Quantum electrodynamics (QED) governs the way that light and matter interact and it is our best-tested theory of fundamental physics. Problems in QED can very often be approached, as with other physics problems, in an approximate scheme called perturbation theory. Here one performs calculations to low order in a suitably small expansion parameter, which in QED is the well-known "fine structure constant" proportional to the square of the electric charge. Going to sequentially higher orders in perturbation theory may provide higher precision results, but advances are now required in regimes of very high orders, or even all orders, to obtain meaningful theoretical insight and make sufficiently precise experimental predictions. Such a situation occurs in laser-matter interactions, and the associated higher order calculations are prohibitively challenging.
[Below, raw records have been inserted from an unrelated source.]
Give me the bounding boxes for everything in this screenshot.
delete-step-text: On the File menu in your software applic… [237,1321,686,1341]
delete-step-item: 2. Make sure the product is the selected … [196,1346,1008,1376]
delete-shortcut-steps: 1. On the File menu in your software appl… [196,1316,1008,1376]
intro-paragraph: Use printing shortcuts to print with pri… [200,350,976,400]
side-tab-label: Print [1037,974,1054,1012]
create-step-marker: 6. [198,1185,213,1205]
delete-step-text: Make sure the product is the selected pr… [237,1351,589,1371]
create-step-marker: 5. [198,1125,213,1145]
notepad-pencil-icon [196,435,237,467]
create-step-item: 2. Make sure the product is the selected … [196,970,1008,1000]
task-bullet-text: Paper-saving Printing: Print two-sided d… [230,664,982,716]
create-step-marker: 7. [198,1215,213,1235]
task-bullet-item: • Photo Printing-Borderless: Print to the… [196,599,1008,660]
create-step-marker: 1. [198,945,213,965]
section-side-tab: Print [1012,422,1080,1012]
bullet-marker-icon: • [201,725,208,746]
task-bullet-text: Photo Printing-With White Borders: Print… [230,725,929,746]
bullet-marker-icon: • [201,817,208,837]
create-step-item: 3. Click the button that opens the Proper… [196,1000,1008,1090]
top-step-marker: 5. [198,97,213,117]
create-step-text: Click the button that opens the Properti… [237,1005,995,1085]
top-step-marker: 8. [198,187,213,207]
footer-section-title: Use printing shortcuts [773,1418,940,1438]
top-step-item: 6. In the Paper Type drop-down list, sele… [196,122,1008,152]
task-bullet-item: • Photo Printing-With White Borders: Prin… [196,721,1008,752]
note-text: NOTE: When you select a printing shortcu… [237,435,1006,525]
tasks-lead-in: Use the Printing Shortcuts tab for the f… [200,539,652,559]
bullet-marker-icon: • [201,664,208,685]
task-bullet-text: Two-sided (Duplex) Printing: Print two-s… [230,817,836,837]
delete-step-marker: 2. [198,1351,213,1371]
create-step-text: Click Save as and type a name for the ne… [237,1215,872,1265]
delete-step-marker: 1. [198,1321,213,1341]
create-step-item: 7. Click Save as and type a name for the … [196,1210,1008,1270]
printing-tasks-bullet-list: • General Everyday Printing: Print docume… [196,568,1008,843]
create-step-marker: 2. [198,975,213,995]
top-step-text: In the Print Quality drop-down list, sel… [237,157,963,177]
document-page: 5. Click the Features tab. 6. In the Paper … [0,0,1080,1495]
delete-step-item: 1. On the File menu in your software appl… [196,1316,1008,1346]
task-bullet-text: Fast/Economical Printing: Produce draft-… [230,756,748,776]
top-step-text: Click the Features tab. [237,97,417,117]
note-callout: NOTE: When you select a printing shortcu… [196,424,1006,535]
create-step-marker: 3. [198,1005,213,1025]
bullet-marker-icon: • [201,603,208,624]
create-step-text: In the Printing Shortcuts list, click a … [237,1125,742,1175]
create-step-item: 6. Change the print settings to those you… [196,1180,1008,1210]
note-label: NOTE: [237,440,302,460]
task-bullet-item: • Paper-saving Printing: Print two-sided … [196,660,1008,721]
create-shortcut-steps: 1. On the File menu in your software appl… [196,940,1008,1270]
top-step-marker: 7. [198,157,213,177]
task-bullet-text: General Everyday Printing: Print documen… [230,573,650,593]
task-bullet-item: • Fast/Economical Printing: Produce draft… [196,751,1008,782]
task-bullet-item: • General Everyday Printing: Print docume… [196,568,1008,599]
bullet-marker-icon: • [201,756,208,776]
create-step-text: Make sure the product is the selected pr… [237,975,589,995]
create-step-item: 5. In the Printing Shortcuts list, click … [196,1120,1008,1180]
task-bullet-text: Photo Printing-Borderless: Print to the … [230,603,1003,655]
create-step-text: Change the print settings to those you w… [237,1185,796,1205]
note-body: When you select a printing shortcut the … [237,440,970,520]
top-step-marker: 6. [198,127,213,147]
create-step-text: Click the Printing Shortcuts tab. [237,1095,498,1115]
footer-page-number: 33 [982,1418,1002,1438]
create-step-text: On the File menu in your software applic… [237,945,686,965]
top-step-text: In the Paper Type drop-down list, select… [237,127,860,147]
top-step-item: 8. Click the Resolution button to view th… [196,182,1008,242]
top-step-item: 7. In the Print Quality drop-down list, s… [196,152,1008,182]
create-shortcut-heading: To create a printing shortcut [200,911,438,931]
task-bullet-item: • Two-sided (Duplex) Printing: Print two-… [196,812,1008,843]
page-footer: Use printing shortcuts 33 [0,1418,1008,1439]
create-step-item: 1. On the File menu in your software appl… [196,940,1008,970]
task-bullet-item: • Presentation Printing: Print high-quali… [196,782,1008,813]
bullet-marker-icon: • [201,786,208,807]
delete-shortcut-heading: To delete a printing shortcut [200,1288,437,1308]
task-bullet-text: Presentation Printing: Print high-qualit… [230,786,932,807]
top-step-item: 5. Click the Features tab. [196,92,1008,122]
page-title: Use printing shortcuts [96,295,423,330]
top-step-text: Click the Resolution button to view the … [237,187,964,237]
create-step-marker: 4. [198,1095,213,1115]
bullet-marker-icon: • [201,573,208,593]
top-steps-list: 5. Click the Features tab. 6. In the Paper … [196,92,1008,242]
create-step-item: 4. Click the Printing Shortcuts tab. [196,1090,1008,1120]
Modern laser facilities create pulses of intense light with very high photon density, often focussing the equivalent of the total light emitted by the sun onto the head of a pin. The interaction of laser photons with matter adds coherently, so these great numbers of incident photons imply that the laser-matter coupling effectively becomes enhanced, from the fine-structure constant to the so-called "dimensionless intensity parameter." This parameter easily exceeds unity at current facilities - and future experiments will reach values of 10 to 100 - which clearly demands a non-perturbative treatment. Fortunately, such an approach to laser-matter interactions is made possible by the "Furry expansion," can be thought of as an improved perturbation theory that includes the effects of laser photons, thereby accounting for large values of the dimensionless intensity parameter. This is the theoretical backbone of essentially all previous, current, and future intense laser experiments.
However, the Ritus-Narozhny conjecture states that as we go ever higher intensities, quantum "loop" effects, which are typically neglected even in the Furry expansion, also become enhanced by laser intensity, to such an extent that all loop orders need to be accounted for -- in effect, the Furry expansion breaks down, leaving us without our key theoretical tool. More than simply a technical or mathematical problem, the intriguing implication of the Ritus-Narozhny conjecture is that the high-intensity regime of QED is fully non-perturbative, or "strongly coupled" and therefore inaccessible to standard approximation schemes.
We are therefore currently unable to give any concrete predictions for the physics of this regime, or to answer other questions on the very high intensity behaviour of QED, because non-perturbative calculations in strong fields are prohibitively difficult, at least with the standard techniques employed by the community. Understanding the physics of the high-intensity regime, and identifying "smoking gun" signals of new effects which can be searched for at future experiments, is therefore a challenge which requires new methods.
Worldline techniques are highly valued in quantum field theory for their calculational efficiency, yet their usefulness in SFQED has only recently been noticed, and the take-up of such methods in the UK has been very limited. This project will develop the worldline methods required for studying QFT in electromagnetic backgrounds and apply them to strong field problems. Of particular interest is the ability, in the worldline formalism, to derive "master formulae" for whole classes of higher-order processes; this is something which is currently lacking in strong fields, but which is required if we are to understand the physics of the high-intensity regime where higher order effects become important. The project will support national diffusion of expertise in the worldline approach, to the UK and EU SFQED community, and will shed new light on perturbative and non-perturbative aspects of matter in intense laser fields.